- Directed by: Daisy Aitkens
- Written by: Daisy Aitkens
- Produced by: Georgia Tennant Phin Glynn Harriet Glynn
- Starring: David Tennant Lucy Punch Faye Marsay David Warner Sarah Parish Nina Sosanya Gemma Jones Sally Phillips Simon Bird Don Warrington Ingrid Oliver Rebecca Gethings Kayode Ewumi
- Music by: Jack Goldstein
- Release date: 15 December 2017;
- Running time: 98 minutes
- Country: United Kingdom
- Language: English

= You, Me and Him (2017 film) =

You, Me and Him is a 2017 British romantic comedy film written and directed by Daisy Aitkens. Its early title was Fish Without Bicycles.

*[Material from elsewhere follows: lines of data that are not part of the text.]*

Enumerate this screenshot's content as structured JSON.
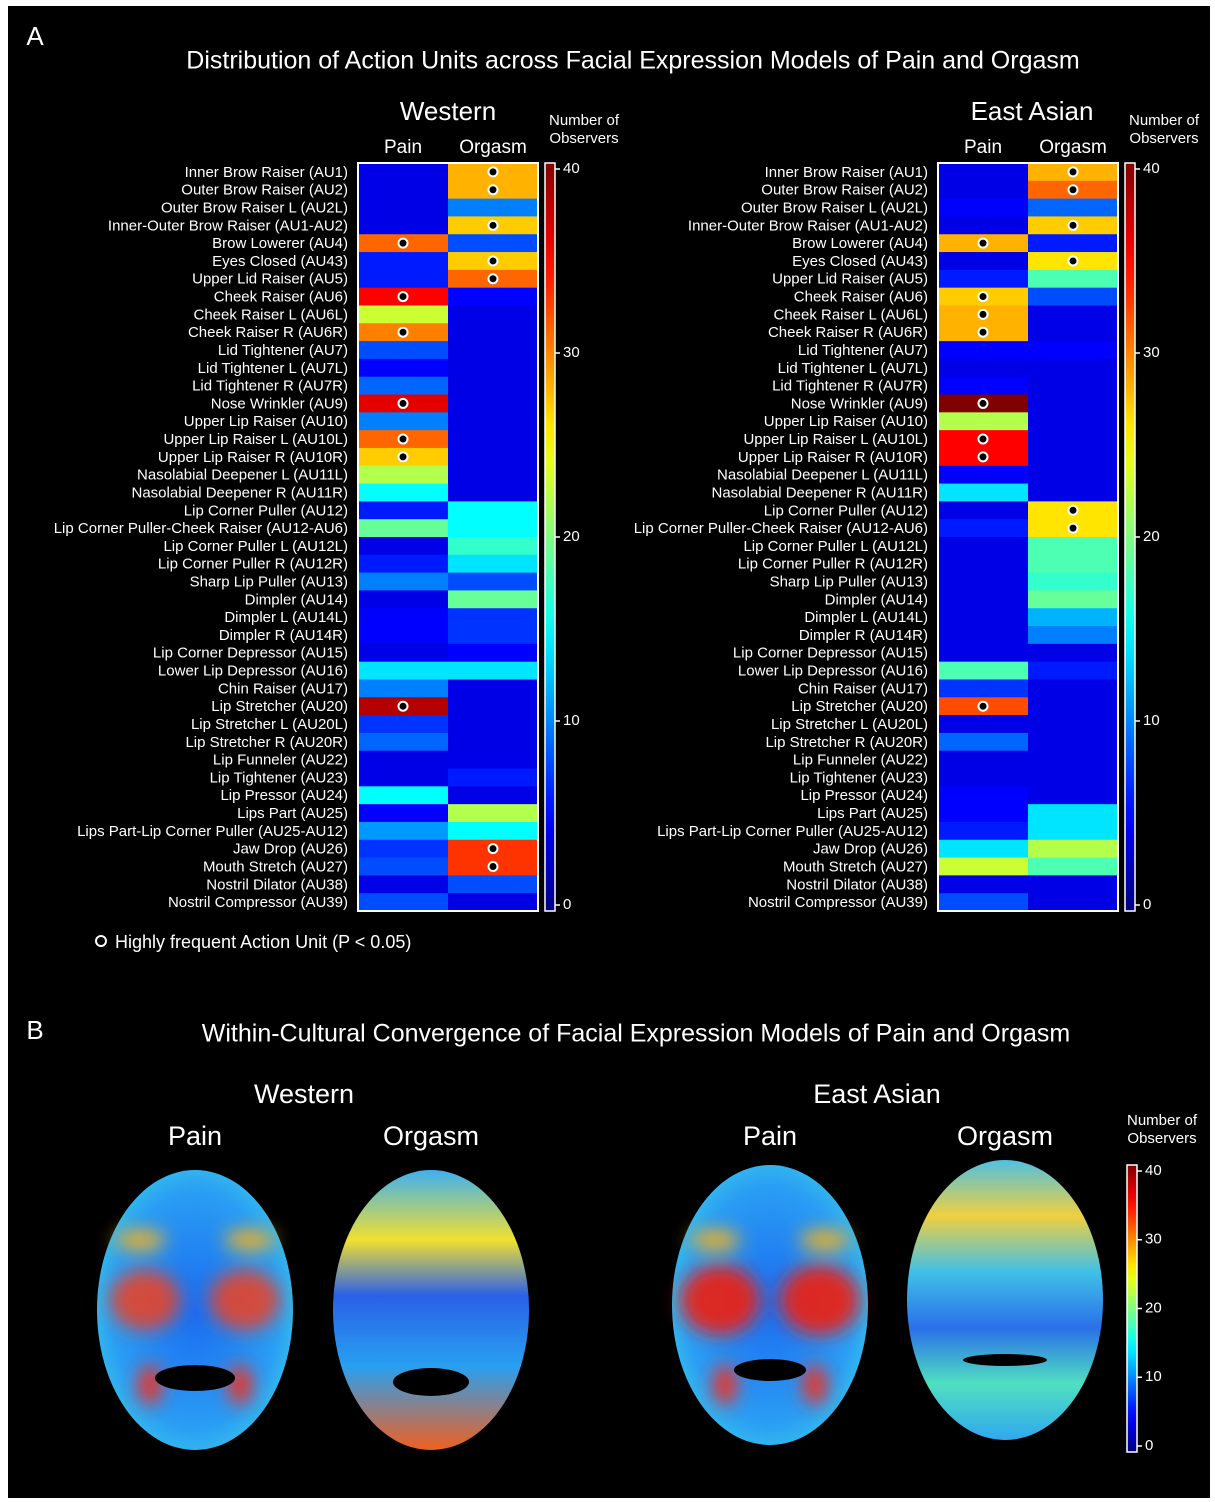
{
  "panel_a": {
    "label": "A",
    "title": "Distribution of Action Units across Facial Expression Models of Pain and Orgasm",
    "legend": "Highly frequent Action Unit (P < 0.05)"
  },
  "chart_data": [
    {
      "type": "heatmap",
      "title": "Western",
      "columns": [
        "Pain",
        "Orgasm"
      ],
      "rows": [
        "Inner Brow Raiser (AU1)",
        "Outer Brow Raiser (AU2)",
        "Outer Brow Raiser L (AU2L)",
        "Inner-Outer Brow Raiser (AU1-AU2)",
        "Brow Lowerer (AU4)",
        "Eyes Closed (AU43)",
        "Upper Lid Raiser (AU5)",
        "Cheek Raiser (AU6)",
        "Cheek Raiser L (AU6L)",
        "Cheek Raiser R (AU6R)",
        "Lid Tightener (AU7)",
        "Lid Tightener L (AU7L)",
        "Lid Tightener R (AU7R)",
        "Nose Wrinkler (AU9)",
        "Upper Lip Raiser (AU10)",
        "Upper Lip Raiser L (AU10L)",
        "Upper Lip Raiser R (AU10R)",
        "Nasolabial Deepener L (AU11L)",
        "Nasolabial Deepener R (AU11R)",
        "Lip Corner Puller (AU12)",
        "Lip Corner Puller-Cheek Raiser (AU12-AU6)",
        "Lip Corner Puller L (AU12L)",
        "Lip Corner Puller R (AU12R)",
        "Sharp Lip Puller (AU13)",
        "Dimpler (AU14)",
        "Dimpler L (AU14L)",
        "Dimpler R (AU14R)",
        "Lip Corner Depressor (AU15)",
        "Lower Lip Depressor (AU16)",
        "Chin Raiser (AU17)",
        "Lip Stretcher (AU20)",
        "Lip Stretcher L (AU20L)",
        "Lip Stretcher R (AU20R)",
        "Lip Funneler (AU22)",
        "Lip Tightener (AU23)",
        "Lip Pressor (AU24)",
        "Lips Part (AU25)",
        "Lips Part-Lip Corner Puller (AU25-AU12)",
        "Jaw Drop (AU26)",
        "Mouth Stretch (AU27)",
        "Nostril Dilator (AU38)",
        "Nostril Compressor (AU39)"
      ],
      "values": [
        [
          4,
          28
        ],
        [
          4,
          28
        ],
        [
          4,
          10
        ],
        [
          4,
          27
        ],
        [
          31,
          8
        ],
        [
          6,
          27
        ],
        [
          6,
          31
        ],
        [
          35,
          5
        ],
        [
          23,
          4
        ],
        [
          30,
          4
        ],
        [
          8,
          4
        ],
        [
          5,
          4
        ],
        [
          9,
          4
        ],
        [
          36,
          4
        ],
        [
          10,
          4
        ],
        [
          31,
          4
        ],
        [
          27,
          4
        ],
        [
          22,
          4
        ],
        [
          15,
          4
        ],
        [
          6,
          15
        ],
        [
          19,
          15
        ],
        [
          4,
          17
        ],
        [
          6,
          14
        ],
        [
          10,
          8
        ],
        [
          4,
          19
        ],
        [
          5,
          7
        ],
        [
          5,
          7
        ],
        [
          4,
          5
        ],
        [
          14,
          14
        ],
        [
          10,
          4
        ],
        [
          38,
          4
        ],
        [
          7,
          4
        ],
        [
          9,
          4
        ],
        [
          4,
          4
        ],
        [
          4,
          6
        ],
        [
          15,
          4
        ],
        [
          5,
          22
        ],
        [
          11,
          15
        ],
        [
          7,
          33
        ],
        [
          8,
          33
        ],
        [
          4,
          8
        ],
        [
          8,
          4
        ]
      ],
      "significant": [
        [
          false,
          true
        ],
        [
          false,
          true
        ],
        [
          false,
          false
        ],
        [
          false,
          true
        ],
        [
          true,
          false
        ],
        [
          false,
          true
        ],
        [
          false,
          true
        ],
        [
          true,
          false
        ],
        [
          false,
          false
        ],
        [
          true,
          false
        ],
        [
          false,
          false
        ],
        [
          false,
          false
        ],
        [
          false,
          false
        ],
        [
          true,
          false
        ],
        [
          false,
          false
        ],
        [
          true,
          false
        ],
        [
          true,
          false
        ],
        [
          false,
          false
        ],
        [
          false,
          false
        ],
        [
          false,
          false
        ],
        [
          false,
          false
        ],
        [
          false,
          false
        ],
        [
          false,
          false
        ],
        [
          false,
          false
        ],
        [
          false,
          false
        ],
        [
          false,
          false
        ],
        [
          false,
          false
        ],
        [
          false,
          false
        ],
        [
          false,
          false
        ],
        [
          false,
          false
        ],
        [
          true,
          false
        ],
        [
          false,
          false
        ],
        [
          false,
          false
        ],
        [
          false,
          false
        ],
        [
          false,
          false
        ],
        [
          false,
          false
        ],
        [
          false,
          false
        ],
        [
          false,
          false
        ],
        [
          false,
          true
        ],
        [
          false,
          true
        ],
        [
          false,
          false
        ],
        [
          false,
          false
        ]
      ],
      "colormap": "jet",
      "colorbar": {
        "label": "Number of Observers",
        "lim": [
          0,
          40
        ],
        "ticks": [
          0,
          10,
          20,
          30,
          40
        ]
      }
    },
    {
      "type": "heatmap",
      "title": "East Asian",
      "columns": [
        "Pain",
        "Orgasm"
      ],
      "rows": [
        "Inner Brow Raiser (AU1)",
        "Outer Brow Raiser (AU2)",
        "Outer Brow Raiser L (AU2L)",
        "Inner-Outer Brow Raiser (AU1-AU2)",
        "Brow Lowerer (AU4)",
        "Eyes Closed (AU43)",
        "Upper Lid Raiser (AU5)",
        "Cheek Raiser (AU6)",
        "Cheek Raiser L (AU6L)",
        "Cheek Raiser R (AU6R)",
        "Lid Tightener (AU7)",
        "Lid Tightener L (AU7L)",
        "Lid Tightener R (AU7R)",
        "Nose Wrinkler (AU9)",
        "Upper Lip Raiser (AU10)",
        "Upper Lip Raiser L (AU10L)",
        "Upper Lip Raiser R (AU10R)",
        "Nasolabial Deepener L (AU11L)",
        "Nasolabial Deepener R (AU11R)",
        "Lip Corner Puller (AU12)",
        "Lip Corner Puller-Cheek Raiser (AU12-AU6)",
        "Lip Corner Puller L (AU12L)",
        "Lip Corner Puller R (AU12R)",
        "Sharp Lip Puller (AU13)",
        "Dimpler (AU14)",
        "Dimpler L (AU14L)",
        "Dimpler R (AU14R)",
        "Lip Corner Depressor (AU15)",
        "Lower Lip Depressor (AU16)",
        "Chin Raiser (AU17)",
        "Lip Stretcher (AU20)",
        "Lip Stretcher L (AU20L)",
        "Lip Stretcher R (AU20R)",
        "Lip Funneler (AU22)",
        "Lip Tightener (AU23)",
        "Lip Pressor (AU24)",
        "Lips Part (AU25)",
        "Lips Part-Lip Corner Puller (AU25-AU12)",
        "Jaw Drop (AU26)",
        "Mouth Stretch (AU27)",
        "Nostril Dilator (AU38)",
        "Nostril Compressor (AU39)"
      ],
      "values": [
        [
          4,
          28
        ],
        [
          4,
          31
        ],
        [
          5,
          9
        ],
        [
          4,
          27
        ],
        [
          28,
          6
        ],
        [
          4,
          26
        ],
        [
          6,
          18
        ],
        [
          27,
          8
        ],
        [
          28,
          4
        ],
        [
          28,
          4
        ],
        [
          5,
          5
        ],
        [
          4,
          4
        ],
        [
          5,
          4
        ],
        [
          40,
          4
        ],
        [
          22,
          4
        ],
        [
          35,
          4
        ],
        [
          35,
          4
        ],
        [
          5,
          4
        ],
        [
          14,
          4
        ],
        [
          4,
          26
        ],
        [
          6,
          26
        ],
        [
          4,
          18
        ],
        [
          4,
          18
        ],
        [
          4,
          17
        ],
        [
          4,
          19
        ],
        [
          4,
          12
        ],
        [
          4,
          10
        ],
        [
          4,
          4
        ],
        [
          18,
          6
        ],
        [
          7,
          4
        ],
        [
          32,
          4
        ],
        [
          4,
          4
        ],
        [
          9,
          4
        ],
        [
          4,
          4
        ],
        [
          4,
          4
        ],
        [
          5,
          4
        ],
        [
          5,
          14
        ],
        [
          6,
          14
        ],
        [
          14,
          22
        ],
        [
          23,
          18
        ],
        [
          4,
          4
        ],
        [
          8,
          4
        ]
      ],
      "significant": [
        [
          false,
          true
        ],
        [
          false,
          true
        ],
        [
          false,
          false
        ],
        [
          false,
          true
        ],
        [
          true,
          false
        ],
        [
          false,
          true
        ],
        [
          false,
          false
        ],
        [
          true,
          false
        ],
        [
          true,
          false
        ],
        [
          true,
          false
        ],
        [
          false,
          false
        ],
        [
          false,
          false
        ],
        [
          false,
          false
        ],
        [
          true,
          false
        ],
        [
          false,
          false
        ],
        [
          true,
          false
        ],
        [
          true,
          false
        ],
        [
          false,
          false
        ],
        [
          false,
          false
        ],
        [
          false,
          true
        ],
        [
          false,
          true
        ],
        [
          false,
          false
        ],
        [
          false,
          false
        ],
        [
          false,
          false
        ],
        [
          false,
          false
        ],
        [
          false,
          false
        ],
        [
          false,
          false
        ],
        [
          false,
          false
        ],
        [
          false,
          false
        ],
        [
          false,
          false
        ],
        [
          true,
          false
        ],
        [
          false,
          false
        ],
        [
          false,
          false
        ],
        [
          false,
          false
        ],
        [
          false,
          false
        ],
        [
          false,
          false
        ],
        [
          false,
          false
        ],
        [
          false,
          false
        ],
        [
          false,
          false
        ],
        [
          false,
          false
        ],
        [
          false,
          false
        ],
        [
          false,
          false
        ]
      ],
      "colormap": "jet",
      "colorbar": {
        "label": "Number of Observers",
        "lim": [
          0,
          40
        ],
        "ticks": [
          0,
          10,
          20,
          30,
          40
        ]
      }
    }
  ],
  "panel_b": {
    "label": "B",
    "title": "Within-Cultural Convergence of Facial Expression Models of Pain and Orgasm",
    "groups": [
      {
        "name": "Western",
        "columns": [
          "Pain",
          "Orgasm"
        ]
      },
      {
        "name": "East Asian",
        "columns": [
          "Pain",
          "Orgasm"
        ]
      }
    ],
    "colormap": "jet",
    "colorbar": {
      "label": "Number of Observers",
      "lim": [
        0,
        40
      ],
      "ticks": [
        0,
        10,
        20,
        30,
        40
      ]
    }
  }
}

The film focuses on the relationships between a lesbian couple, Olivia (Lucy Punch) and Alex (Faye Marsay), and their womanizing neighbour John (David Tennant).

== Cast ==
- Lucy Punch as Olivia
- Faye Marsay as Alex
- David Tennant as John
- Gemma Jones as Sue Miller
- David Warner as Michael Miller
- Sarah Parish as Mrs Jones
- Sally Philips as Amy
- Simon Bird as Ben Miller
- Nina Sosanya as Dr Parks
- Don Warrington as Charles
- Ingrid Oliver as Lily
- Georgia Tennant as Alison
- Sunetra Sarker as Carol
- Rebecca Gethings as Biggles Tilsbury
- Peter Davison as Teacher
- Sandra Dickinson as Jury
- Olive Tennant as Rose
- Wilfred Tennant as Sam

==Plot==
Set in middle class England, with female lovers Olivia and Alex. 39-year-old career lawyer Olivia feels ready to start a family but Alex, a much younger artist, remains unsure. When Olivia reveals that she has already begun fertility treatment and insemination, the couple have an argument. Alex has an encounter with John and wakes up in his bed. When the two women discover that they are each pregnant, the three people's relationships enter complicated and uncharted territory.